Current and future leaders in media came together last week to debate and challenge the status quo at the Future of Media conference.


For me, one of the really interesting debates focused on media measurement - an area of significant & constant change. Media agencies and advertisers have been puzzling for some time on a unified approach to cross-device and cross-media measurement. As media planners, we want a tool that enables us to understand net campaign reach and frequency, in particular the ability to unite traditional TV with the plethora of digital channels that now exist. If only there was a simple solution to this!


ISBA, in conjunction with Kantar and Accenture, are now onto the third phase of Origin, the cross-media measurement initiative. This aims to bring uniformity to the way we measure media, particularly broadcaster TV and digital display and video. However, whilst the project has received backing from over 40 organisations (including big advertiser brands, media agency groups and the likes of Google, Meta and TikTok), the UK’s biggest commercial broadcasters, ITV, SKY and Channel 4 are absent from the mix. Why is this?
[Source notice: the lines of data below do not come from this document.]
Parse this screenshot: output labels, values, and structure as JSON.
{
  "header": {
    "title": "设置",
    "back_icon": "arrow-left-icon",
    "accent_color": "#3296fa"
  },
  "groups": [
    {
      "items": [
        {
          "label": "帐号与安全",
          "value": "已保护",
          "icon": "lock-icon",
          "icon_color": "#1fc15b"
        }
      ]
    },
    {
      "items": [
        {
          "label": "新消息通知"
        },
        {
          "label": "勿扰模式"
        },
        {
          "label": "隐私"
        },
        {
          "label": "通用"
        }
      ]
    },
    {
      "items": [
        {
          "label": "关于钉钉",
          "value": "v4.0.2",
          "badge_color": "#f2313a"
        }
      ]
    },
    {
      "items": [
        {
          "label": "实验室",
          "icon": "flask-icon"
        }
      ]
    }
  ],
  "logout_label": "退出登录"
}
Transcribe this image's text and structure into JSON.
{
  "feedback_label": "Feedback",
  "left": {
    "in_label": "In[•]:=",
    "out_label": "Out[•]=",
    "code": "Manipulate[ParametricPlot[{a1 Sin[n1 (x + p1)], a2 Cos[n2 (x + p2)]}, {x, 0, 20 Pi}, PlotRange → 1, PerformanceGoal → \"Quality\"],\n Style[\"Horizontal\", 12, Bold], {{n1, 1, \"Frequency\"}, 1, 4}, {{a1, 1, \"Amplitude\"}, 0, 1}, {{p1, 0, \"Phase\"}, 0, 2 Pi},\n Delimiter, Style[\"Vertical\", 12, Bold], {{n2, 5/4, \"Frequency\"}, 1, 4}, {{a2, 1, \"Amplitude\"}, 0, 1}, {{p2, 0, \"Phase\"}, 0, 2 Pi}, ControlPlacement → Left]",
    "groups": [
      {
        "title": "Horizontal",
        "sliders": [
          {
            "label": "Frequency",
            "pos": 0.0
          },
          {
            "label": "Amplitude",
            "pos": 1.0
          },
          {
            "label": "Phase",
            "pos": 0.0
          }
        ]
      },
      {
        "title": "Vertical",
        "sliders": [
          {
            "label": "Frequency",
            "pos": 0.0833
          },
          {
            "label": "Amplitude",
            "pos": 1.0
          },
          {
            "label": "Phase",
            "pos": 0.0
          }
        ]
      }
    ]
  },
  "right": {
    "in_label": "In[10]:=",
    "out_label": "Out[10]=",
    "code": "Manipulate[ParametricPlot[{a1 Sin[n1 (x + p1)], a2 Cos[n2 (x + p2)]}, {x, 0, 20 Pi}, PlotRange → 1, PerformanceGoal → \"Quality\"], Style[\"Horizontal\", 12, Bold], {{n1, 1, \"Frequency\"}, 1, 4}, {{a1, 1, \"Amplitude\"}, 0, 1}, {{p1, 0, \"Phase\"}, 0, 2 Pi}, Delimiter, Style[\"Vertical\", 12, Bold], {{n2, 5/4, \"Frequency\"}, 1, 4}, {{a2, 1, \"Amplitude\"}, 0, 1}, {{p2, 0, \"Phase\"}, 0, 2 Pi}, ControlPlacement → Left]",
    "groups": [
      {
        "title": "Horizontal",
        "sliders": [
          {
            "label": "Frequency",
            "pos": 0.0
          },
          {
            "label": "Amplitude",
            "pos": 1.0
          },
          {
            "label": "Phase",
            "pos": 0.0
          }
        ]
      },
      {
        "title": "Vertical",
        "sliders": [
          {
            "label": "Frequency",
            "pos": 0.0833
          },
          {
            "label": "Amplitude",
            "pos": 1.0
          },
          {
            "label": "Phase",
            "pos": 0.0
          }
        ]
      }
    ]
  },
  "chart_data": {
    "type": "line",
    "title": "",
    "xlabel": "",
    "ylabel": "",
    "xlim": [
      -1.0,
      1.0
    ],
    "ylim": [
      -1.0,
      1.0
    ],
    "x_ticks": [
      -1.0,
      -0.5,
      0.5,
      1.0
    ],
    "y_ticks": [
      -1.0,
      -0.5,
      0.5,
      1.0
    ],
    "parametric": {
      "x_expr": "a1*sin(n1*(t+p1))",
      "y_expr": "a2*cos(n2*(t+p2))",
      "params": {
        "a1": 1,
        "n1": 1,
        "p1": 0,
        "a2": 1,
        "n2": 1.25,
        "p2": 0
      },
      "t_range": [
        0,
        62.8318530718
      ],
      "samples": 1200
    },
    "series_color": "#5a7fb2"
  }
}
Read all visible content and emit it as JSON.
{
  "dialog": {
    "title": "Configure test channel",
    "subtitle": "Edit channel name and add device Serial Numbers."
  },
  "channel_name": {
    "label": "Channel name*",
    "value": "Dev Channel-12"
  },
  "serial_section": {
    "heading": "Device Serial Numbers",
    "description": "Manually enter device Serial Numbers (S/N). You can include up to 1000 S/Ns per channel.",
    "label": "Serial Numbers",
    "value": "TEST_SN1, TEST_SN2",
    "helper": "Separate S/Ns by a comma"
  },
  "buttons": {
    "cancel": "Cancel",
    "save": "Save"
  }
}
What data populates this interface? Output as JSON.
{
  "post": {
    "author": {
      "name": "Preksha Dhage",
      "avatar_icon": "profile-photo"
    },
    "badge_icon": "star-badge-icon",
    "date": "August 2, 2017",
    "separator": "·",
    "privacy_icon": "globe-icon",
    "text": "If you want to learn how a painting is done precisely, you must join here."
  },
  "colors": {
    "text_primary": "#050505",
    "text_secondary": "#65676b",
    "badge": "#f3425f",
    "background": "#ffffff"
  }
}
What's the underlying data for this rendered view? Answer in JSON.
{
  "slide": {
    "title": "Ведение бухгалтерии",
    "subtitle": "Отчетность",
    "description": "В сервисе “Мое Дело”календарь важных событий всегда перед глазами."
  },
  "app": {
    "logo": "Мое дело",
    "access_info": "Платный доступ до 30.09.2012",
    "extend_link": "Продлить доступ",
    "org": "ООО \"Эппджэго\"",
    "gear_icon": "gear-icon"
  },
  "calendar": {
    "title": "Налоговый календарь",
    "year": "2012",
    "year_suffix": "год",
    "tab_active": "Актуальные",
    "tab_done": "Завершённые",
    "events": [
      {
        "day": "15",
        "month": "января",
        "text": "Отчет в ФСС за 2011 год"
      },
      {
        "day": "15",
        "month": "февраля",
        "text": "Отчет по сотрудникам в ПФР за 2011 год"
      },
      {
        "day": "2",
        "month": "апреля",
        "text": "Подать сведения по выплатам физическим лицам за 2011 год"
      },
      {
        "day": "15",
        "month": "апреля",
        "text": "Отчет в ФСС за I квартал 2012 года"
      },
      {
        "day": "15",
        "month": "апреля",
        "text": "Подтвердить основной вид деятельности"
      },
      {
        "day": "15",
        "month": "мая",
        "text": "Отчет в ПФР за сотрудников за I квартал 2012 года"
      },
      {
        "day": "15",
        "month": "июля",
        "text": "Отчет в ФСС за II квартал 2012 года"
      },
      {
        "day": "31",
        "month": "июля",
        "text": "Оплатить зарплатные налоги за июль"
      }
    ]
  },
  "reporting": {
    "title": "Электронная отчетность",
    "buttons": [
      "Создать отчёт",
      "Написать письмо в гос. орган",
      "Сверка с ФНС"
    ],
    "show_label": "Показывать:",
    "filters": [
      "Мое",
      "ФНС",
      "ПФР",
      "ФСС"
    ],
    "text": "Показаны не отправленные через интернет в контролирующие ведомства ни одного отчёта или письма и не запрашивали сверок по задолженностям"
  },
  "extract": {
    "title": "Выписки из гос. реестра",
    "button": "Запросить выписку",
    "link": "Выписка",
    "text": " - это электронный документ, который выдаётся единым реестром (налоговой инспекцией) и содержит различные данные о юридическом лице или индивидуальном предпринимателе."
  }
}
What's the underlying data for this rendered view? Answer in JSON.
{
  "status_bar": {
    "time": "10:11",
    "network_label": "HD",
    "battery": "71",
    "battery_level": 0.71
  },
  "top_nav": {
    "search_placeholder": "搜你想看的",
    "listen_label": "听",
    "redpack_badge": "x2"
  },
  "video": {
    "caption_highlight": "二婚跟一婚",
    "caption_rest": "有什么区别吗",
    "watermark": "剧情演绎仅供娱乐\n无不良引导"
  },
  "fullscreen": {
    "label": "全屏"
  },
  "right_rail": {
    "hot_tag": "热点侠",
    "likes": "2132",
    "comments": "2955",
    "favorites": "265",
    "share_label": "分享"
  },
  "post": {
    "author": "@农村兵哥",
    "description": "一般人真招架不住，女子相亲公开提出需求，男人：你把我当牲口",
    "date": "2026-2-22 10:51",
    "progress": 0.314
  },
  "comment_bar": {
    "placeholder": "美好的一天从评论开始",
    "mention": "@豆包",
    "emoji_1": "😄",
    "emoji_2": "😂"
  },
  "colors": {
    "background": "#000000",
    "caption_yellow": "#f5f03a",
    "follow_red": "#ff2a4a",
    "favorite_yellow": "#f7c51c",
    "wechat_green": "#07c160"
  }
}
The major commercial broadcasters have expressed concerns about how measurement of TV ad audiences can be compared in a fair manner with video views on digital platforms such as YouTube and Facebook. It’s certainly a complex picture. Almost every platform has a range of different metrics. For example, some platforms count a video view as three seconds, others count a view as soon as users open a video. Some platforms play videos with sound-off. Some videos will be viewed on mobile, others on a big screen. Some views are counted despite only having 50% ad viewability. With so many different standards, a view on one platform isn’t necessarily as valuable as a view on another one. It’s easy to understand why the TV companies have concerns. TV audiences have been measured independently by BARB since 1981, whereas tech platforms’ have lacked the impartiality of third-party measurement.


But are TV broadcasters right to be opting out of Origin?


In the Broadcasters defence, they have been making inroads to improve measurement. C-Flight (the UK’s first unified TV advertising metric that captures the majority of live, on-demand and time-shifted commercial impacts and impressions across all viewing platforms) is providing valuable data on combined linear and broadcaster VOD viewing – albeit post campaign. But it doesn’t really go far enough to answer the full question. We need to understand how broadcaster TV compares with YouTube, Facebook and other network video and CTV channels.


So how do we evaluate the value of an advertising impact on TV versus Digital fairly? 


There are three key areas that feed into this: Audience, Attention and Attribution.

We not only need to understand who is present and actively watching, but what their level of attention or engagement is. The ability to delve deeper and to connect more data is important, if we want to link viewing data to attitudes and consumer behaviour and be able to understand the context of impacts served. There is a need to dedupe devices, especially as we connect more data in future, including gaming, podcasts, CTV etc.


Attention is currently being heralded as a proxy for quality in terms of ad views – and we know from Lumen research and other studies that there is a strong correlation between attention and awareness. But if low attention is less valuable, then by how much? Some studies suggest that low attention can still be highly effective from consumers absorbing messages in a more passive, subliminal way. There is still an inherent value to those opportunities. What about other effectiveness factors that we know are also at play - trust, emotion and creative standards for example?


So what’s the answer?


There is no denying that the industry is facing a massive measurement challenge and there is no simple unified solution at present. In fact, we need to be wary about simply layering up multiple data points and condensing them into a single metric. The solution is not to reduce everything to the lowest common denominator. As media planners, we need to consider the different metrics and continue to make informed decisions about the value of opportunities.

Until Origin becomes available in 2024, BARB TV data will remain invaluable, particularly as Netflix and Disney+ have just signed up. Through Lumen, we can now calculate an ‘attentive cost per seconds viewed’ across TV and digital channels. It’s not perfect, but it does offer some levelling of the playing field to assess the effectiveness of broadcaster TV versus digital platforms.


The only way we can truly understand the relative value of one channel or type of impact versus another is through testing. There needs to be real consensus around what campaign success looks like and more time spent defining KPIs and outcome targets and using attribution techniques to understand response. This is particularly important when we want to understand not only the short-term impact of media, but the effect it has on long-term brand health drivers. This is where brand research and econometrics can help us evaluate the bigger picture and help us navigate this increasingly complex AV media landscape.